The blossom and birdsong have been gorgeous. Today was a shorts-and-shirt day, and we watched the different pollinators visiting our plum and peach trees. So far we've seen the following nectar feasters: two types of wasp (boo), honey bees, huge fat bumblebees, tiny wax eye birds and a monarch butterfly.



Six different pollinators! In July I went to the Tauranga TEDX talks. One of the speakers talked about how there are so many different and even unexpected creatures that pollinate flowers. During his PhD he found that pohutukawa flowers were being pollinated by long-tailed bats on Little Barrier Island, and rats on the mainland! Surprising, all right.


1 September 2015

Preventing stuffocation at home

Hello again!

It's been spring-cleaning time here. Anna, who had turned nine the day before, spent about four hours yesterday with me clearing out her bedroom. It was an enormous job, and we were both exhausted from her party/sleepover, but we were focused, and we did it!

Anna's bedroom. She made her own bed this morning.

I despair, though, about the amount of 'stuff' we had to shift. How can we avoid it coming into our lives?

Prevent stuffocation

We are stuffocated, even though I say no over and over again to $2 shop visits, plastic toys, and even thrift-shop finds. Certainly the pile of stuff we sent to the landfill was not as big as the one we'll be giving away. I'm not even sure that thrift shops will be able to accommodate all the beads and trinkets we'd like to unload on them. The world is awash with such stuff. (Note: Stuffocation is the name of a book, not my witty invention sadly!)

I've resolved to be tougher in future: birthday parties will be no-presents-please (although our children will get presents from us), and I'll have to be even stricter with saying no. This orderly room with some bare surfaces is worth fighting for - as well as a cleaner planet, of course!

But how to do it without causing offence? There have been a couple of situations recently where I've either had to accept the junk, or offend someone.

The well-meaning and devoted soccer coach gives out $2 shop purchases as game prizes, and the school PTA has children seeking sponsorship for completing their cross-country run, with toys for the children that get bigger as the amount of sponsorship gained grows. We skipped the sponsorship deal, but it felt impossible to offend the coach or disappoint Anna as each team member dipped into the goodie bag to choose a prize.

We had a two-bag week thanks to the clear-out and party.

Why we have to say no

The last issue of New Zealand Geographic magazine (in which I have an article about bumblebees) has is a fascinating story about rubbish. It says that every month, New Zealanders send a rugby field's worth of rubbish to landfill. It's a very tall rugby field: thirty stories high.

Apparently this is a fairly constant amount.  We continue to get better at recycling, but unfortunately this is outweighed by buying ever-increasing amounts of stuff, so the landfill burden doesn't drop. Often it's stuff that's cheap to buy, but only because the cost it imposes on the environment is not included in the price.



Low-waste living tips

There are people far more expert than me to advise on this: see www.rubbishfree.co.nz for the full info on a New Zealand couple who reduced their waste to one supermarket bag full of rubbish for a whole year. Their website has all the how-to of it, plus a shop - yes, for more stuff! - to help you reduce waste.

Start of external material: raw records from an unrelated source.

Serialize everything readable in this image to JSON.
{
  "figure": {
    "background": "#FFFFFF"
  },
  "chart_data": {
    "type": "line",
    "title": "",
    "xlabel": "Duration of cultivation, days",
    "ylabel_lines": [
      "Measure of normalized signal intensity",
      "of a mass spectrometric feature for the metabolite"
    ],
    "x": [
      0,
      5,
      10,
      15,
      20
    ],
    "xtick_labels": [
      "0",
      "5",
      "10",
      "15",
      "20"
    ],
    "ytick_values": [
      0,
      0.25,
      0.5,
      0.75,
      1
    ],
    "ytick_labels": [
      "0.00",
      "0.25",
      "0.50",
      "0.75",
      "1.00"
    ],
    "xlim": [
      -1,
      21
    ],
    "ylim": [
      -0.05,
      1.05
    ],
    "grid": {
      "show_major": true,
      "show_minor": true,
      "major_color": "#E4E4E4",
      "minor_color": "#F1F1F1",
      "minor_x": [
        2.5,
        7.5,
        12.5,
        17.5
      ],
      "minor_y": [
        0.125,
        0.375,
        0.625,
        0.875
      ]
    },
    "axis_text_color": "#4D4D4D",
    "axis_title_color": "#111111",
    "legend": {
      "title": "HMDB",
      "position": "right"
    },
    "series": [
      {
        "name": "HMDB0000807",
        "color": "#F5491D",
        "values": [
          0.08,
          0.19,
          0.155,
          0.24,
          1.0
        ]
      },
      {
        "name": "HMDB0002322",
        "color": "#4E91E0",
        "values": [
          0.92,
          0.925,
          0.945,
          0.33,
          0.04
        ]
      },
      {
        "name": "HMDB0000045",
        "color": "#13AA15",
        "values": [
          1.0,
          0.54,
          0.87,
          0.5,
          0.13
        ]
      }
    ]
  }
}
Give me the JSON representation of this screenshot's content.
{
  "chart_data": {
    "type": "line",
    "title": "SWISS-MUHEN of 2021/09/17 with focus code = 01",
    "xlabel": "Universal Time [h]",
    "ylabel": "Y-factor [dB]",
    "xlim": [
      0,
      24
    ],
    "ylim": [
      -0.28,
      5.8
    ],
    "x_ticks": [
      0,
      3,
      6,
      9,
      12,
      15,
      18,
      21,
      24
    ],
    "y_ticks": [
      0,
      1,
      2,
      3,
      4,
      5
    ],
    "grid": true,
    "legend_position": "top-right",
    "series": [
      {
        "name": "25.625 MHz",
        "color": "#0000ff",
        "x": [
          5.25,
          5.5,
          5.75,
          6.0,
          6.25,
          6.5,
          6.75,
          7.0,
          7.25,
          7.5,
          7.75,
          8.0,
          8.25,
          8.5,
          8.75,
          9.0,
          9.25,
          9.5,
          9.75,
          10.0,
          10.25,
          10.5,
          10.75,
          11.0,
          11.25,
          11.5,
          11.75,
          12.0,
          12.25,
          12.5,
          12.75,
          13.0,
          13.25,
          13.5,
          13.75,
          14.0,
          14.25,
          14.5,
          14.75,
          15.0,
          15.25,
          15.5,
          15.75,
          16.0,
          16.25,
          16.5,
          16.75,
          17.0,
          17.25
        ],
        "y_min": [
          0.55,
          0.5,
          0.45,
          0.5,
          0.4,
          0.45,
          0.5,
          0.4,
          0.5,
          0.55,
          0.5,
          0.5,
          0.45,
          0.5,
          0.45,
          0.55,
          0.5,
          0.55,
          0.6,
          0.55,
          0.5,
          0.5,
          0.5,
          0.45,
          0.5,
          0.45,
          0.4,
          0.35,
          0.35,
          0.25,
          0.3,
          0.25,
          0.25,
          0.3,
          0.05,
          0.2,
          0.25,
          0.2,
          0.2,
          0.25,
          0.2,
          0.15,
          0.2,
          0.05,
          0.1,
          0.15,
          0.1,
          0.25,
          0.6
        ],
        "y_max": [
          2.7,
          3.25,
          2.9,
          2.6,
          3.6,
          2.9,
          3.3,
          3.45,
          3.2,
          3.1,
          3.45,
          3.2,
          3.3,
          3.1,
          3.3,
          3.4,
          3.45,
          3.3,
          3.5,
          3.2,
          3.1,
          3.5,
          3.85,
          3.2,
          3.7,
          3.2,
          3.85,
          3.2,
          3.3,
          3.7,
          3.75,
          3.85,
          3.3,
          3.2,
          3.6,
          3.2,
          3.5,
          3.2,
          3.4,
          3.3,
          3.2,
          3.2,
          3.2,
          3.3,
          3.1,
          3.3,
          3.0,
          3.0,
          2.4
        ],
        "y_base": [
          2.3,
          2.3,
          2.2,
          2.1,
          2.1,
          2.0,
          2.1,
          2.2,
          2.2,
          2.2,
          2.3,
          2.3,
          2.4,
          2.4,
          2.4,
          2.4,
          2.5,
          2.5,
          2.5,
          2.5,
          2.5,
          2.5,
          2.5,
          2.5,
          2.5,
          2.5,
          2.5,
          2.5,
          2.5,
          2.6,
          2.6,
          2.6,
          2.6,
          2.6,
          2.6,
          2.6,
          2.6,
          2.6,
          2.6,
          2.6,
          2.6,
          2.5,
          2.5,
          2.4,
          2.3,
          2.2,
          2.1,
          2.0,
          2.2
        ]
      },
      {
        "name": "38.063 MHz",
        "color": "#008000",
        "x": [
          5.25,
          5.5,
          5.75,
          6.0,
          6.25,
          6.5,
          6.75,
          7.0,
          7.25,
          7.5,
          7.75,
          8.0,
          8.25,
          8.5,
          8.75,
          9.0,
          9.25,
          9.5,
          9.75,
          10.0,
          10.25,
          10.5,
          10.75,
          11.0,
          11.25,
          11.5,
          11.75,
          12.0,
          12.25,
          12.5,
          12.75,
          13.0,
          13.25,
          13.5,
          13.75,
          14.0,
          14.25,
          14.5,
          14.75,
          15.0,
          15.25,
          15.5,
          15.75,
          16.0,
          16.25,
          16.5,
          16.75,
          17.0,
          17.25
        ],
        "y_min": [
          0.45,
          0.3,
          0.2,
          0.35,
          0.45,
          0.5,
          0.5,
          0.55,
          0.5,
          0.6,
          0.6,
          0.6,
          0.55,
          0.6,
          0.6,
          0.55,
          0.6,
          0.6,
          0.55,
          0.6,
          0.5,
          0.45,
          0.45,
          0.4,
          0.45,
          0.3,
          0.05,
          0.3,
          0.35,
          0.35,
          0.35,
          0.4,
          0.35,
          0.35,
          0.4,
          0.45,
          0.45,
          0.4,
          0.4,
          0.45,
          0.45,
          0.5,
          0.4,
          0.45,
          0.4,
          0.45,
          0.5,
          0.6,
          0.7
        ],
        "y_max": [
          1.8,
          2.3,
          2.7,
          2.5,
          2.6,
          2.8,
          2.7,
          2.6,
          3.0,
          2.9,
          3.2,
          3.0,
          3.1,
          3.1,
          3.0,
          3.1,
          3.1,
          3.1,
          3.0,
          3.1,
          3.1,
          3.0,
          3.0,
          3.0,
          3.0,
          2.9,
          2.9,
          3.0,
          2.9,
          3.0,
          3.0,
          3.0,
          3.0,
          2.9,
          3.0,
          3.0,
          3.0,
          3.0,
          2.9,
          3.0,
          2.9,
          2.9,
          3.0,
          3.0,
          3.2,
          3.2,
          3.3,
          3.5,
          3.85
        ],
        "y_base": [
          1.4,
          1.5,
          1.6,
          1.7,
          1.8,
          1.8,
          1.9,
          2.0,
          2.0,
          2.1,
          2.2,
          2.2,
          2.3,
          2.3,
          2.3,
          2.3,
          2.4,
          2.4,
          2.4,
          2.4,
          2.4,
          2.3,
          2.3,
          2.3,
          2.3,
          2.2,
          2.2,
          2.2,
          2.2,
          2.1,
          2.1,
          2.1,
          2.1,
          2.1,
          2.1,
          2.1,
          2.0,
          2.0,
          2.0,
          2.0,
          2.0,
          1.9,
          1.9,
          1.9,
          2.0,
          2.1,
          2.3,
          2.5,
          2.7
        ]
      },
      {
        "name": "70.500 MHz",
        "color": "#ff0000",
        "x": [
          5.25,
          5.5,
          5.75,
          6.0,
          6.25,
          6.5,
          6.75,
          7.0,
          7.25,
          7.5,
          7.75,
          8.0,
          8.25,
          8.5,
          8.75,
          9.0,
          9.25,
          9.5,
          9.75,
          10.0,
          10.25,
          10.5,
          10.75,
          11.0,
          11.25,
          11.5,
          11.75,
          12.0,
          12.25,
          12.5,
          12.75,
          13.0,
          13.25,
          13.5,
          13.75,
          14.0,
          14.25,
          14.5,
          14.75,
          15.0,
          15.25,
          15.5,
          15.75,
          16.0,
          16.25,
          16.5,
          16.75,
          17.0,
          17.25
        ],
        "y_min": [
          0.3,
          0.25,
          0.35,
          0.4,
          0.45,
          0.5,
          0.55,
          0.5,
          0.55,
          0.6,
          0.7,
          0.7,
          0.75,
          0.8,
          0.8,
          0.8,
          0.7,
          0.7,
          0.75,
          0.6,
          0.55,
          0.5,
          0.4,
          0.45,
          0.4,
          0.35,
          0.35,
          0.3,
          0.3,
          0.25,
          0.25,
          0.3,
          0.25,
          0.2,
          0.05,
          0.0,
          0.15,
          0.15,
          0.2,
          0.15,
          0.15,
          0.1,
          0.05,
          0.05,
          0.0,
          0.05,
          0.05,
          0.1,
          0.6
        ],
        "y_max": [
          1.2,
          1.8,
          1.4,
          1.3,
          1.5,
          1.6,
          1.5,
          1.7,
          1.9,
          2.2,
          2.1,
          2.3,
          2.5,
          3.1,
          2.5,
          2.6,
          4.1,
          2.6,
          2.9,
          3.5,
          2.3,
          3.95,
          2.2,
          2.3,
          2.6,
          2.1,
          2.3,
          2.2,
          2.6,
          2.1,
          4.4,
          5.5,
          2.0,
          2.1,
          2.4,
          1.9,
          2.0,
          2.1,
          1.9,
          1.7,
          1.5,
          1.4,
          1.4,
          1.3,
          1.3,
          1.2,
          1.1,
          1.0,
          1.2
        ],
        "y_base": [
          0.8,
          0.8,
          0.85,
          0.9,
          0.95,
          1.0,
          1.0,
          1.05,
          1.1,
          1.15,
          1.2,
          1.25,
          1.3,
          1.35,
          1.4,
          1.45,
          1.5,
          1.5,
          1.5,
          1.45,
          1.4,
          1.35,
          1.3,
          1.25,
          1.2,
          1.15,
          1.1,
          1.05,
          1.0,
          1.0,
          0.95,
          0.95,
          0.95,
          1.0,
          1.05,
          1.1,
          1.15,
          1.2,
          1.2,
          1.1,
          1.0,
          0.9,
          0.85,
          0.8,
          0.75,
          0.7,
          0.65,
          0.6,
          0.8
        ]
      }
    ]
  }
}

I bought for my neighbour something along those lines for her birthday recently. They were a 6-pack in a little red pouch of extremely light, see-through 'weigh bags' for gathering and weighing fruit and veges before purchase. I got them through www.onyabags.co.nz. I reckon their backpack would be an awesome little pull-out-of-your-hat bag when going on holiday.

The reward

One of the hardest things is to get others on board. Even Anna emerged from our clean-out feeling good about it, though. She said "I gave away some of the things I loved" (although she had the final say over everything that went), and also "I loved cleaning my room with you". At the end of the day, I realised that working with your child - as long as they're willing participants - is every bit as rewarding as doing something more leisurely with them.